Last week MEPs voted to adopt a resolution on the medicinal use of cannabis which asked for an EU-wide legal definition of medicinal cannabis to be established, in order to distinguish it from other uses of the plant.
According to the parliament, adopting clear policy on medical cannabis would benefit the safety and quality of the drug, saying that several EU member states have already legalised the medical use of some forms of cannabis, or are considering it.
Medical cannabis therapies are available to a handful of patients in Finland, but it is not commonly prescribed.
The authors of the resolution also called on member states to boost funding for medicinal cannabis research .
The MEPs said that creating EU-wide guidelines on medical cannabis would help reduce abuse of the drug, thwart the trade of it on the black market and prevent young people from becoming addicted to it.

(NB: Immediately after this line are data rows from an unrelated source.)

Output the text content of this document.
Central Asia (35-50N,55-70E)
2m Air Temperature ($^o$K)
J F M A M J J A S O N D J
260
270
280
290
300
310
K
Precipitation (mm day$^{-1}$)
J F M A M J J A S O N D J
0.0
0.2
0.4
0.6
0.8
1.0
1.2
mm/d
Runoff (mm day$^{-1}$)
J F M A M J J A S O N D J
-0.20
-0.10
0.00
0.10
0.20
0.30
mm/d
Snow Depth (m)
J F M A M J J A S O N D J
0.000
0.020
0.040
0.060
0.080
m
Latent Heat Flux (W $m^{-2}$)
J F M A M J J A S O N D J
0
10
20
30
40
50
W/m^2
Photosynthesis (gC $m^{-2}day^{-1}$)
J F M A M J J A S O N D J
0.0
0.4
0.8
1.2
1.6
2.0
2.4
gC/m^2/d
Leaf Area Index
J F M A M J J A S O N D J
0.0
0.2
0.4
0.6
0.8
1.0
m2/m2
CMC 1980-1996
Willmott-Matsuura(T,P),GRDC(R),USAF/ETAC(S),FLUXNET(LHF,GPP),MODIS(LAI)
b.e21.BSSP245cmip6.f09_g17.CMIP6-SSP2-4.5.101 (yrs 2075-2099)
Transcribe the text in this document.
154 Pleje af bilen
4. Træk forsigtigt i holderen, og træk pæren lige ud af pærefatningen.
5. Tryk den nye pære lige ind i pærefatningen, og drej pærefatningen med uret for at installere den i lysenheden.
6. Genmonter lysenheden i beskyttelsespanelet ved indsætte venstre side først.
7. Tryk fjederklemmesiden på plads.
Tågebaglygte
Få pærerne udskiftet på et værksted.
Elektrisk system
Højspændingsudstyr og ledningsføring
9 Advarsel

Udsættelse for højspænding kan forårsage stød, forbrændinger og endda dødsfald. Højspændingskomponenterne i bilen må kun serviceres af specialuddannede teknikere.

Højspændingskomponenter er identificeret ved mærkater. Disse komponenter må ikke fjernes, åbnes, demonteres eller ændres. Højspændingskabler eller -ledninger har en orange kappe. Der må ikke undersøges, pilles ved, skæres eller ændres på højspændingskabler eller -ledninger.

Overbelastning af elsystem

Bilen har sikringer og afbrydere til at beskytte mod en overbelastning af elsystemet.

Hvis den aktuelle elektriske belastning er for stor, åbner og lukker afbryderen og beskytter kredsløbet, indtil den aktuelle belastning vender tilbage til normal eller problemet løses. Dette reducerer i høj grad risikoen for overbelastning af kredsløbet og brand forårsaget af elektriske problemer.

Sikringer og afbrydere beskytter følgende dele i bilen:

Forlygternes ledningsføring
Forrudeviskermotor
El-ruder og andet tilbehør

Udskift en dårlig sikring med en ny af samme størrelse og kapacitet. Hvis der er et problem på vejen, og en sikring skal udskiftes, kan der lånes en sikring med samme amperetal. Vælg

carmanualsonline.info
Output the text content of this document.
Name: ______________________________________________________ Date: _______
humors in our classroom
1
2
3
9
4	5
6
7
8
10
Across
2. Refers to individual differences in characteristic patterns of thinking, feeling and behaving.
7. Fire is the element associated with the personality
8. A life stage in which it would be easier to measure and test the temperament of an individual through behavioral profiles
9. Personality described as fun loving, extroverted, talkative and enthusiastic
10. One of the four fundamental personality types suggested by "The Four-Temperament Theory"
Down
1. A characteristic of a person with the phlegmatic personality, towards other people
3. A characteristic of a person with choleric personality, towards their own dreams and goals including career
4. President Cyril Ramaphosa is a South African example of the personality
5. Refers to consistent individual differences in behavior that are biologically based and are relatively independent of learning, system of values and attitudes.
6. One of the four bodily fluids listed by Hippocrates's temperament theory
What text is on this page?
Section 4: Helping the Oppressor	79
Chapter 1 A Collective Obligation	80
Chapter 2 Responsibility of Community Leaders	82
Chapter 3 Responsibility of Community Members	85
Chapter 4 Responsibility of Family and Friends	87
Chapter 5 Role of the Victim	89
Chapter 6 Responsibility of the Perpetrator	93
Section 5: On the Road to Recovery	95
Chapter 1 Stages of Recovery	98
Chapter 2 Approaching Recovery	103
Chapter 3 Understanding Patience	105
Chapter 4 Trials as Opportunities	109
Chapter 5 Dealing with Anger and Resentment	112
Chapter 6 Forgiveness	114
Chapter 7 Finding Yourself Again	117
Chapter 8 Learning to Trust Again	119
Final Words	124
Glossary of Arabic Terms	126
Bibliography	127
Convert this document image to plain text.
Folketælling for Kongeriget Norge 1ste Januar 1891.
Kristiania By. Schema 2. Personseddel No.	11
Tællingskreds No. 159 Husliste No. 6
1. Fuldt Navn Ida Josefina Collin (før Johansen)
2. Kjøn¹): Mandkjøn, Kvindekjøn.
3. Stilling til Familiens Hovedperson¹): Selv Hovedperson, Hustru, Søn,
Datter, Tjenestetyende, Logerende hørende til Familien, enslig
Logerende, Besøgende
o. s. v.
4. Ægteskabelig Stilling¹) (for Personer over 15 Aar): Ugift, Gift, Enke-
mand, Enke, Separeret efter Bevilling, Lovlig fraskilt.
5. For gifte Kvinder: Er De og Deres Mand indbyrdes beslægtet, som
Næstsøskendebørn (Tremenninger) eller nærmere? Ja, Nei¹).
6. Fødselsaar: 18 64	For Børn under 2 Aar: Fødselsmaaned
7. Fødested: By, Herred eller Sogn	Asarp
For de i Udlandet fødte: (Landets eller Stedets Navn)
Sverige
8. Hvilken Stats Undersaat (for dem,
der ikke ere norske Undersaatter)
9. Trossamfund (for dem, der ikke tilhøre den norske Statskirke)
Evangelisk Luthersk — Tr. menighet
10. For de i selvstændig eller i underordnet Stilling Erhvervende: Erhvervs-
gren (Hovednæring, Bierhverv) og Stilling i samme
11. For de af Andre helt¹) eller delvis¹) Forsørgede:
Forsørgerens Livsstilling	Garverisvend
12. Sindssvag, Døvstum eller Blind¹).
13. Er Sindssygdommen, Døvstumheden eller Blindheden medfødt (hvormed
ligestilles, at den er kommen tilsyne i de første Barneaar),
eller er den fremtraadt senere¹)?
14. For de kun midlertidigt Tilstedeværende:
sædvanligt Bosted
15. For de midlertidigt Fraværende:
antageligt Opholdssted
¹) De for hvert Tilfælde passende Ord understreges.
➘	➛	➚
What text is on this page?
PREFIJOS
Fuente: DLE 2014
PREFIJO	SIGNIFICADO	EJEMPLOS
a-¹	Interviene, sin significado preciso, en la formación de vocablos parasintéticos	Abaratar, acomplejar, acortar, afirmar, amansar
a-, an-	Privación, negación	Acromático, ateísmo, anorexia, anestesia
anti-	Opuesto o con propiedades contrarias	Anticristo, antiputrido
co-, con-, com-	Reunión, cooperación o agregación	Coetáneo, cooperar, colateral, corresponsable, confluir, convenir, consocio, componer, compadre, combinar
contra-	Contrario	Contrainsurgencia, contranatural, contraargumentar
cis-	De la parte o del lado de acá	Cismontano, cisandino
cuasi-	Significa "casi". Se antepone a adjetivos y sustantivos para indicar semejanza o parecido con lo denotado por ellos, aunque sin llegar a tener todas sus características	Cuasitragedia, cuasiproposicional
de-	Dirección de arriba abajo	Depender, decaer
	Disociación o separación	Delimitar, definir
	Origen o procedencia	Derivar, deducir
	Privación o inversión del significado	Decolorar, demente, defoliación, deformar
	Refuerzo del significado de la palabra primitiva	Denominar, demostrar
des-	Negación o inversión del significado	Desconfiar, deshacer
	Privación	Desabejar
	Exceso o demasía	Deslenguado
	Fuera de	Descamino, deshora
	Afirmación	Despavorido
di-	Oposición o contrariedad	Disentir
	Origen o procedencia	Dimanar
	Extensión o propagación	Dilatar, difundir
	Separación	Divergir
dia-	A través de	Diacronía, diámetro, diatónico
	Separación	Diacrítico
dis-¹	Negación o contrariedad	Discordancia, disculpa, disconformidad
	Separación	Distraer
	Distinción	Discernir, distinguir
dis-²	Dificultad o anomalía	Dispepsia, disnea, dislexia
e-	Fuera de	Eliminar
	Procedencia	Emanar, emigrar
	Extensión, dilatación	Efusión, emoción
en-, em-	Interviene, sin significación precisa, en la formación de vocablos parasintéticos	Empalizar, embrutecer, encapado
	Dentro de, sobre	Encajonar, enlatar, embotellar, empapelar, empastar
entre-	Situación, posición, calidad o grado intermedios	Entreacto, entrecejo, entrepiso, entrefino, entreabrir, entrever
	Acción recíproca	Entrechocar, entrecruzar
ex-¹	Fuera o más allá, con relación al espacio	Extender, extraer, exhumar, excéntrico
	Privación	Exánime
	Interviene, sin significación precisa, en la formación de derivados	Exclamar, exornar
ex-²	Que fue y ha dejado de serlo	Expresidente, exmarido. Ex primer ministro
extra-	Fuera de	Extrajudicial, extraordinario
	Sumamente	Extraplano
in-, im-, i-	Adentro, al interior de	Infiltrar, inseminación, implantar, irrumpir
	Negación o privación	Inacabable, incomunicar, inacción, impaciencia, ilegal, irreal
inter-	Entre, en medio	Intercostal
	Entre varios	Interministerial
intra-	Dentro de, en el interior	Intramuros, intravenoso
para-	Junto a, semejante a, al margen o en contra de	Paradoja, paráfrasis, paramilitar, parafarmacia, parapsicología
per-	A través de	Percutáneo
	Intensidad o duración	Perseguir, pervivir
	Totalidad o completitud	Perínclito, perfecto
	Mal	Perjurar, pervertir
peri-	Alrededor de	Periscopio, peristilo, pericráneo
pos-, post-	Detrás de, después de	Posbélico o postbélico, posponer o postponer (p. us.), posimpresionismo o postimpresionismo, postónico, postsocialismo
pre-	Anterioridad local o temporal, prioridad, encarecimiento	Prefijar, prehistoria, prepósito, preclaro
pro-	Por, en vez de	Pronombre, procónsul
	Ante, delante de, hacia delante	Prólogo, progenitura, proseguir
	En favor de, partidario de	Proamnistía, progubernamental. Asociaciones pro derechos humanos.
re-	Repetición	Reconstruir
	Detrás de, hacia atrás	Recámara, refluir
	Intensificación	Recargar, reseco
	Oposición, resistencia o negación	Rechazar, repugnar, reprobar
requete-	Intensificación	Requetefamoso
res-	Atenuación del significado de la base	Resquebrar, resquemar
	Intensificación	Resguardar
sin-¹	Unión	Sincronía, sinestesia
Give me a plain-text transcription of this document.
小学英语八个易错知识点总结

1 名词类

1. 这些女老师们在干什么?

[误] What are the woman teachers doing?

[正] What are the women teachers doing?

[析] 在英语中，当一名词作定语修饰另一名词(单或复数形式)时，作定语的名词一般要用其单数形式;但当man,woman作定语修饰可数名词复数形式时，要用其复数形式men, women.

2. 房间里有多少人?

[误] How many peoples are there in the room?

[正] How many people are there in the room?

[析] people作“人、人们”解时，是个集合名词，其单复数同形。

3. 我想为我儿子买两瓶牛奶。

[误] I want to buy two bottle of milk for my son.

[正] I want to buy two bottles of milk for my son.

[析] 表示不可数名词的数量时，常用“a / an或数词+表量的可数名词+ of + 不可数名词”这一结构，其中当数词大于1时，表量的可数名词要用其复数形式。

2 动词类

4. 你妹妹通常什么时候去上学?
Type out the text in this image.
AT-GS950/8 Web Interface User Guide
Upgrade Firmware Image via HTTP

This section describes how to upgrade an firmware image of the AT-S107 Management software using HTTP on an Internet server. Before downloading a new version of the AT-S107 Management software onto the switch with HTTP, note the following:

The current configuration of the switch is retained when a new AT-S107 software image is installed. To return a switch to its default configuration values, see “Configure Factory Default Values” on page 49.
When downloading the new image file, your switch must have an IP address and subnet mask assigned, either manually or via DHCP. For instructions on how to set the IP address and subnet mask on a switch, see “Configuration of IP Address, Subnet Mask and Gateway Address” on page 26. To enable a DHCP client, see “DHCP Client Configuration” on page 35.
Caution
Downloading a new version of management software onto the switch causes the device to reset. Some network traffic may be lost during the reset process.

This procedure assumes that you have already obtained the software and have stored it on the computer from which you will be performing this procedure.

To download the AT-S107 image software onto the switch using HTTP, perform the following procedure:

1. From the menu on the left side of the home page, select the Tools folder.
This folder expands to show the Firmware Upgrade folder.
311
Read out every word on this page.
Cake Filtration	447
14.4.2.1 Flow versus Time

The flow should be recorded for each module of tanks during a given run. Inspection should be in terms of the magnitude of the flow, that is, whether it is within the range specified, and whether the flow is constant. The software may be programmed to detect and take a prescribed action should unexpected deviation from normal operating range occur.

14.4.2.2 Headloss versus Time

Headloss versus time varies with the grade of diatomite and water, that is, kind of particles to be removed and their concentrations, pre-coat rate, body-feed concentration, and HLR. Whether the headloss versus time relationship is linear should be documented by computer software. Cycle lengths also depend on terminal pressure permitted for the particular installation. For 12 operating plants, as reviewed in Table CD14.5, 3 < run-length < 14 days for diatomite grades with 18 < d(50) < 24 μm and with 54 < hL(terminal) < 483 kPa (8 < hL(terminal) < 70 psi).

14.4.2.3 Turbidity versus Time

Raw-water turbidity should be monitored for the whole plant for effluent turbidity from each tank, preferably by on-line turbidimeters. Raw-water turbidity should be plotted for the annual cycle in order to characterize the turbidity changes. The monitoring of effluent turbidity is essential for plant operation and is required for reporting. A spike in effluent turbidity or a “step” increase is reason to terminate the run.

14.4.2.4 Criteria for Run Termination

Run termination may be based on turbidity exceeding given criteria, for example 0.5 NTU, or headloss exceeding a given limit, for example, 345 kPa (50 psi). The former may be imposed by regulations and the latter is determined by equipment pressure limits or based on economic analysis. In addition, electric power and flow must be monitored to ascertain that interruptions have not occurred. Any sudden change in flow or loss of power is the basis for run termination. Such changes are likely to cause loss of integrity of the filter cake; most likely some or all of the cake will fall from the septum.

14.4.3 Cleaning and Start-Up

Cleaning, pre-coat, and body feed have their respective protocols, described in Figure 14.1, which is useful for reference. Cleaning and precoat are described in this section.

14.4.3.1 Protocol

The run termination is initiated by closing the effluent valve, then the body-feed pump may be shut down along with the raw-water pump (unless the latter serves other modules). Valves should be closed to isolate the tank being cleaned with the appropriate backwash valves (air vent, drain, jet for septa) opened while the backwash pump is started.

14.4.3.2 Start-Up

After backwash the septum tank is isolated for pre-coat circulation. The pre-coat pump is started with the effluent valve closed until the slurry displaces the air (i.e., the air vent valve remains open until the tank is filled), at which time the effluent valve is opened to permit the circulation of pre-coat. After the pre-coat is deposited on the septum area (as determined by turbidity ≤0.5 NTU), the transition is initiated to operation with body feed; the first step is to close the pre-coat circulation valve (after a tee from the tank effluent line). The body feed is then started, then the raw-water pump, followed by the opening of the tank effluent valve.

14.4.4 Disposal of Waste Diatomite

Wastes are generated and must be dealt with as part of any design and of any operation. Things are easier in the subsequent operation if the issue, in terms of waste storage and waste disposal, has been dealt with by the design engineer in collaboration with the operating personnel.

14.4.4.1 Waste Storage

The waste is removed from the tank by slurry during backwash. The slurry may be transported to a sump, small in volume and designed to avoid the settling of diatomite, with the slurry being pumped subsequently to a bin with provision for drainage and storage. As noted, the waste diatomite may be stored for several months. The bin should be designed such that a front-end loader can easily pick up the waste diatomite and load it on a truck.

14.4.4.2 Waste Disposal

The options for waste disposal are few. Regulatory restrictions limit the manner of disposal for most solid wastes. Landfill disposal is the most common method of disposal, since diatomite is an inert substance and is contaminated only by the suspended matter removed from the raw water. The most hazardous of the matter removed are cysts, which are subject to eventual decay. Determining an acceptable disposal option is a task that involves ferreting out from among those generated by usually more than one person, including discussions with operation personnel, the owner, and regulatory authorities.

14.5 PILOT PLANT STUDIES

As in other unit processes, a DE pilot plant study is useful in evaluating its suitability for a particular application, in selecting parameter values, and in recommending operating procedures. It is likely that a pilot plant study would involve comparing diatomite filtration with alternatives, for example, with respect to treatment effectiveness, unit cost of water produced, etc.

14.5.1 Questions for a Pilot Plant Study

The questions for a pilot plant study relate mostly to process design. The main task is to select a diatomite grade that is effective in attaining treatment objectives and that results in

The resolution also noted the policy should emphasise the safety of young people and pregnant women who receive the drug.
Kela would pay if implemented in Finland
The resolution encouraged the EU Commission and member states to loosen regulations and drop various culturally-based barriers to the use and research of medicinal cannabis.
According to the resolution, the prescription and use of effective cannabis-based drugs should be compensated by health insurance plans.
In Finland, the insurance portion of the resolution would mean that medically-prescribed cannabis would be covered by national health insurance agency Kela.
According to the MEPs cannabis and cannabinoids have been found to have multiple therapeutic effects, including appetite stimulation (to hinder weight loss in AIDS patients), and helps to alleviate symptoms from conditions including mental disorders or epilepsy, cancer and Alzheimer's disease.
The MEPs noted that more research into the uses of cannabis therapies is needed.